Following a recent update to their child safety policy, popular video game Roblox has announced new measures to improve guardrails protecting children on the platform.
In an announcement yesterday (6 November), the game platform, which allows users to program and play their own games as well as other users’ games, will restrict those under 13 from accessing social hangouts such as in-game clubs and ‘free-form user creation experiences – features in games that allow users to write or draw, without the completed creation going through Roblox moderation.
The game will also restrict under-13 users from being able to play, search or discover games with unrated experiences.
In the announcement, Roblox gave game developers or creators on the platform until 3 December to rate their game experience, after which time, unrated experiences will become unplayable, unsearchable and undiscoverable by those under 13. Roblox said that it will integrate experience-rating more closely with the publishing process in the future.
Just two weeks ago, in a bid to update its child safety policies following years of backlash, Roblox reformed game labelling whereby instead of labelling content by age appropriateness, the games will now be labelled based on what users can experience.
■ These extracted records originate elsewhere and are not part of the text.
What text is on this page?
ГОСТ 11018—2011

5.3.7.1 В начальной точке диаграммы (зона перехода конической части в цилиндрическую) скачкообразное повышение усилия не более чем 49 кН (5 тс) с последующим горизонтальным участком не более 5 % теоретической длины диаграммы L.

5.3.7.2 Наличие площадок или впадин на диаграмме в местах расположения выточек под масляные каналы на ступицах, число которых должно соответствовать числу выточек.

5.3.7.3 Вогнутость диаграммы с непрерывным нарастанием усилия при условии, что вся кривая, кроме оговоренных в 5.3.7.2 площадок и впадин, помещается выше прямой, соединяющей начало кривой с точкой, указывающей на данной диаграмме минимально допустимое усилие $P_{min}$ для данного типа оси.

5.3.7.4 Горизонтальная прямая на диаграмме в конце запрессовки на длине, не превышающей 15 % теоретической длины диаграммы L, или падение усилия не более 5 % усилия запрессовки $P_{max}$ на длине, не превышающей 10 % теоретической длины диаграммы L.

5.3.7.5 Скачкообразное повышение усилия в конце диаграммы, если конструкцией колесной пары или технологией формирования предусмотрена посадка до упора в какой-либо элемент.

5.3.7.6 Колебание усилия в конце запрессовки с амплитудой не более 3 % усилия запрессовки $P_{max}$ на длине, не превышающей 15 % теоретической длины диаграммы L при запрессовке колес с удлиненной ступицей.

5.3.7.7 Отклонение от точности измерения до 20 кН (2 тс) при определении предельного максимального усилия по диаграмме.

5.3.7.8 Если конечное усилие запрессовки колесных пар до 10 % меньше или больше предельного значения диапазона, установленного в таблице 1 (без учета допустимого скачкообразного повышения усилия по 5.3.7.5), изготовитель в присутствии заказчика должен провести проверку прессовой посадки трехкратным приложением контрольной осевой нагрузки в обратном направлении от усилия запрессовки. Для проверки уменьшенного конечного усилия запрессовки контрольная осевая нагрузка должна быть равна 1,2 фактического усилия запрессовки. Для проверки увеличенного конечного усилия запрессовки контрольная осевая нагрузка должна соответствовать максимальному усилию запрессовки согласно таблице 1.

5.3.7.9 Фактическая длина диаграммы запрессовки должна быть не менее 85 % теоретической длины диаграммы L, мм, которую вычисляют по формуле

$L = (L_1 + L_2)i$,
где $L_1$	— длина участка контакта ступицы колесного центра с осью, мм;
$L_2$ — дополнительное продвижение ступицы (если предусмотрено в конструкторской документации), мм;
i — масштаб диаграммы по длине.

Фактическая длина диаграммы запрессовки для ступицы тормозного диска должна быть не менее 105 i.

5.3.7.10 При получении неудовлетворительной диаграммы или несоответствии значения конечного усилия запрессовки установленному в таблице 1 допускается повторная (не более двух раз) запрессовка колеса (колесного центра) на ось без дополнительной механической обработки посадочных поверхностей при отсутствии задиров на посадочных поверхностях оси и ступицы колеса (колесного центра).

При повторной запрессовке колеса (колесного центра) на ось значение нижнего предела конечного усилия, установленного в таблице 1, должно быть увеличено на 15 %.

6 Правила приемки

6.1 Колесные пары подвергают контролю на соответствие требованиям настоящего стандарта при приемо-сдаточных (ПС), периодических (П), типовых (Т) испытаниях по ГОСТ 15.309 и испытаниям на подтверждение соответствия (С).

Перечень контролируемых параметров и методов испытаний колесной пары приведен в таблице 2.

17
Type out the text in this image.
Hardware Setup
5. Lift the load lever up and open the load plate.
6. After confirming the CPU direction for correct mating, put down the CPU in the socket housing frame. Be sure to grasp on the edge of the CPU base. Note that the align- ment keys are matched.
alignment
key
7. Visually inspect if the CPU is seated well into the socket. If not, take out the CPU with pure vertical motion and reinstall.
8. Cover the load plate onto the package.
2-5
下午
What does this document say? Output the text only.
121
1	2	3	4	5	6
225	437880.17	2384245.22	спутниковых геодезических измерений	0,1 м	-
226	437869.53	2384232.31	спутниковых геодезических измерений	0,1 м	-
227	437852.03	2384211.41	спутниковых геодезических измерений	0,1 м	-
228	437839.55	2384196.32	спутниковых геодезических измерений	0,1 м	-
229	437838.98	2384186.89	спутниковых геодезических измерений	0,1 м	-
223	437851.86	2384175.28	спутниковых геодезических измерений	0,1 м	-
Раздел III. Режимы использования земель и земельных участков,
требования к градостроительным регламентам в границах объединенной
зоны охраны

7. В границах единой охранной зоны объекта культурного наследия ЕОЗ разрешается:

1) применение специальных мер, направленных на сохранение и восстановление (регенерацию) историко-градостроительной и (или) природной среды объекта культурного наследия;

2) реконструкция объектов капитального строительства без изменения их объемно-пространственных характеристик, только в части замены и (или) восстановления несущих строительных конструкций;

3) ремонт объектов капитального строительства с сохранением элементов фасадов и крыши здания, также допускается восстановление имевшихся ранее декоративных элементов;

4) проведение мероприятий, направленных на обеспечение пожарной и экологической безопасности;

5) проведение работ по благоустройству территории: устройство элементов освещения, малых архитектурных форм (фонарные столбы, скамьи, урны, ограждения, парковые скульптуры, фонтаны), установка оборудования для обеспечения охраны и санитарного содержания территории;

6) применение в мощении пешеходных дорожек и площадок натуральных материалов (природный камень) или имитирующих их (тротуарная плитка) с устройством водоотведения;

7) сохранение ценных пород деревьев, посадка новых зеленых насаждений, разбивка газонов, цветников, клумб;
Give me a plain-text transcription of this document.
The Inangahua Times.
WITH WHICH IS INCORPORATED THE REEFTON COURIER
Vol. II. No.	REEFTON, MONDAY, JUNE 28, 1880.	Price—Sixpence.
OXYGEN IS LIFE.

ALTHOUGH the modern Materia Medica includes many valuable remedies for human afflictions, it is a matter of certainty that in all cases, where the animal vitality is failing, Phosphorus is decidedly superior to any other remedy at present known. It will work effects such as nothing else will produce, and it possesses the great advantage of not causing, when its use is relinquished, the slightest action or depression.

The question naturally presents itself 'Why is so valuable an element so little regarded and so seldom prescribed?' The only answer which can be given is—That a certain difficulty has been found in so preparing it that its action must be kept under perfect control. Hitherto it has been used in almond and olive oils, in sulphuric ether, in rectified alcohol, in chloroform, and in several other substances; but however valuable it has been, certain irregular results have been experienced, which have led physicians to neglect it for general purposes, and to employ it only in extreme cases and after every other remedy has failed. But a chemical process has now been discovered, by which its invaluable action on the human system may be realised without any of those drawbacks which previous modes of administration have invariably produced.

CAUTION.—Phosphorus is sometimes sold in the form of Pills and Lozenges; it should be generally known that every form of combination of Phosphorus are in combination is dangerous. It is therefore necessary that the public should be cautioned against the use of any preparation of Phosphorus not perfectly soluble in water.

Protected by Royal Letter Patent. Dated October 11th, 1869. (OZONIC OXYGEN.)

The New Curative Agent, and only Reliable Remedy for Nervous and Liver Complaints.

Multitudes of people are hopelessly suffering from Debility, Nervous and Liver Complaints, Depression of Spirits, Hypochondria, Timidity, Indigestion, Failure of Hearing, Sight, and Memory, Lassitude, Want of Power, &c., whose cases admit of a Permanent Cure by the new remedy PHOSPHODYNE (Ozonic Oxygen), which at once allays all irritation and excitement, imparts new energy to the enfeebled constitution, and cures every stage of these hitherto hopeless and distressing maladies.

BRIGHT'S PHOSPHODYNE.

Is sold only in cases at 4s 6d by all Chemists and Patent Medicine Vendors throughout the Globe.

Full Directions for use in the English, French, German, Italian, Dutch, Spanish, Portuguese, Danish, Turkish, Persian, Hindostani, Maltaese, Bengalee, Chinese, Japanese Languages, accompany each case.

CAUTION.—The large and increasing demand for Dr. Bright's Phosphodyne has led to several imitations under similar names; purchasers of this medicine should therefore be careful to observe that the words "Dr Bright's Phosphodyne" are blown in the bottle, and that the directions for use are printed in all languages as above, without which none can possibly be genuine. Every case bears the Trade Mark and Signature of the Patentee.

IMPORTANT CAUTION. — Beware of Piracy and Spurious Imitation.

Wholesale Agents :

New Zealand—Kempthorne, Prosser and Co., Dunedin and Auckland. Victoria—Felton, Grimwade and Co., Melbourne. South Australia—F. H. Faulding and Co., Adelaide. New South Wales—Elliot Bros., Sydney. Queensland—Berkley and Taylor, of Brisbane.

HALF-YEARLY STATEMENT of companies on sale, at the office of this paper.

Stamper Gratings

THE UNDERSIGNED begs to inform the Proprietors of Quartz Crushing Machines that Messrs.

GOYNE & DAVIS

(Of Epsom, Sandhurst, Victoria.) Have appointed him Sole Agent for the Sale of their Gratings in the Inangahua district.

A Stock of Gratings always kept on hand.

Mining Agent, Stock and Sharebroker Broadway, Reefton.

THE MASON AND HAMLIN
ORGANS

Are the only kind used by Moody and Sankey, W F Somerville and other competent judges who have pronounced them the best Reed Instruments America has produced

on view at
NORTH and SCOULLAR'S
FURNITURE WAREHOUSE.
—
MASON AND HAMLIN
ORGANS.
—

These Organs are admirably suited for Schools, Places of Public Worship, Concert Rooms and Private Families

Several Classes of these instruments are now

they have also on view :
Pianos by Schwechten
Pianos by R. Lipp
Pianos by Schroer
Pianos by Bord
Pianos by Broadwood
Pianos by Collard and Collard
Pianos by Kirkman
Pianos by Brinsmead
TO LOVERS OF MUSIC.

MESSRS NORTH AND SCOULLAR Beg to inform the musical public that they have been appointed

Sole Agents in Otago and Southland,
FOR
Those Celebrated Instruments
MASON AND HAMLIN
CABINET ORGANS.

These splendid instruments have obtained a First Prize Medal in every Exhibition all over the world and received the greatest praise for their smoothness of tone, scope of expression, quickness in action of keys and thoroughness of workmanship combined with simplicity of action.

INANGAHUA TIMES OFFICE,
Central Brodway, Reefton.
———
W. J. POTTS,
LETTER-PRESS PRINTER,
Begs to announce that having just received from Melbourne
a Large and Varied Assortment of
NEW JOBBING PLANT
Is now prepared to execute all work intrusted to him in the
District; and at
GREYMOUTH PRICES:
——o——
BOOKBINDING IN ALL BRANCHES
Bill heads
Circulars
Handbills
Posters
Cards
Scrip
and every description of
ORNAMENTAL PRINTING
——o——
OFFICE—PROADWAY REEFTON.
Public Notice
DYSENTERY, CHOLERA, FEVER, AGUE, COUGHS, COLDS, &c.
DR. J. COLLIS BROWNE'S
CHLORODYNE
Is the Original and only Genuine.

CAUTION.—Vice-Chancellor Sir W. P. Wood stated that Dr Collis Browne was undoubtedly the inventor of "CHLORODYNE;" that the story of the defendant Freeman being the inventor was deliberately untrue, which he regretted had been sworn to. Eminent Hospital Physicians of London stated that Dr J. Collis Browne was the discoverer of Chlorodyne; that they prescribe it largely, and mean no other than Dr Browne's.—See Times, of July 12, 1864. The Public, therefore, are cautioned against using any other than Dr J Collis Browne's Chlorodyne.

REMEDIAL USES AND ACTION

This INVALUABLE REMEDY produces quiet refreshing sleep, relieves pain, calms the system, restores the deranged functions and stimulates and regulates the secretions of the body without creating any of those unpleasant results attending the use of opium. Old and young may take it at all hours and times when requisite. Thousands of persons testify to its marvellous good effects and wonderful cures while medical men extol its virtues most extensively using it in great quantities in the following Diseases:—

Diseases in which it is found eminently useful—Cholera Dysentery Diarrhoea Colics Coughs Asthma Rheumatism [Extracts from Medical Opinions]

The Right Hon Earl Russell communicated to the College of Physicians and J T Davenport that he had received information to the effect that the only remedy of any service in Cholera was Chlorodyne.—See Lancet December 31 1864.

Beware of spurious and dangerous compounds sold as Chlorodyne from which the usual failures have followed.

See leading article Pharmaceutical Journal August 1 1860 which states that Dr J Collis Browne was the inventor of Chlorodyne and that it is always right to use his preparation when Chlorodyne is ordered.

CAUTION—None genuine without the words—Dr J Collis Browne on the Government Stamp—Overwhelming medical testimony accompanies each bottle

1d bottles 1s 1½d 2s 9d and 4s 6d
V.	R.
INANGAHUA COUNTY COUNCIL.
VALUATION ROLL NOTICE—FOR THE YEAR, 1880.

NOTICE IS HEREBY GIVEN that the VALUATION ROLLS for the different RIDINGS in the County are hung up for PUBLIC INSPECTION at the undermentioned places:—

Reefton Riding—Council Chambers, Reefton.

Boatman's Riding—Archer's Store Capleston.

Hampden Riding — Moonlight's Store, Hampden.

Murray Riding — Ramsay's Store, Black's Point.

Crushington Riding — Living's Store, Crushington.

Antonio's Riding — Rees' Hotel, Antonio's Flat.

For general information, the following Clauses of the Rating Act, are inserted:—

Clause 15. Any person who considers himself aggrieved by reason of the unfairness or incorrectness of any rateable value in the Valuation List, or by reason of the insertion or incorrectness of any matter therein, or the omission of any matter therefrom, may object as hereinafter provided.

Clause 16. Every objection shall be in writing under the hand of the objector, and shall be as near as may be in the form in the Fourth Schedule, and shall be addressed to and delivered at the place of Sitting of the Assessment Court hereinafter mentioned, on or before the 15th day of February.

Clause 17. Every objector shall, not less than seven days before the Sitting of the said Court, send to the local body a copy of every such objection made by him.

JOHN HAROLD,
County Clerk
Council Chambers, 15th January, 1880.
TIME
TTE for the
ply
Roblox mandated that children under nine would require parental permission to access games labelled “moderate”, which may contain moderate violence or crude humour.
The game also announced a new type of account that lets parents monitor their child’s activity on the platform, including their online ‘friends’ and daily screen time.
The game, popular among pre-teens, has about 80m daily active users and has been accused of platforming child-abusers for years. Since 2018, US police have arrested at least 24 people accused of abducting or abusing victims they’d met or groomed on the platform, according to Bloomberg.
A recent CyberSafeKids’ trends analysis, which surveyed more than 7,000 children aged 8-14 in Ireland showed that Roblox was the “most popular” online environment to have an account for 40pc of children. Nearly a quarter of the children surveyed said they viewed something on Roblox that made them feel bothered or upset.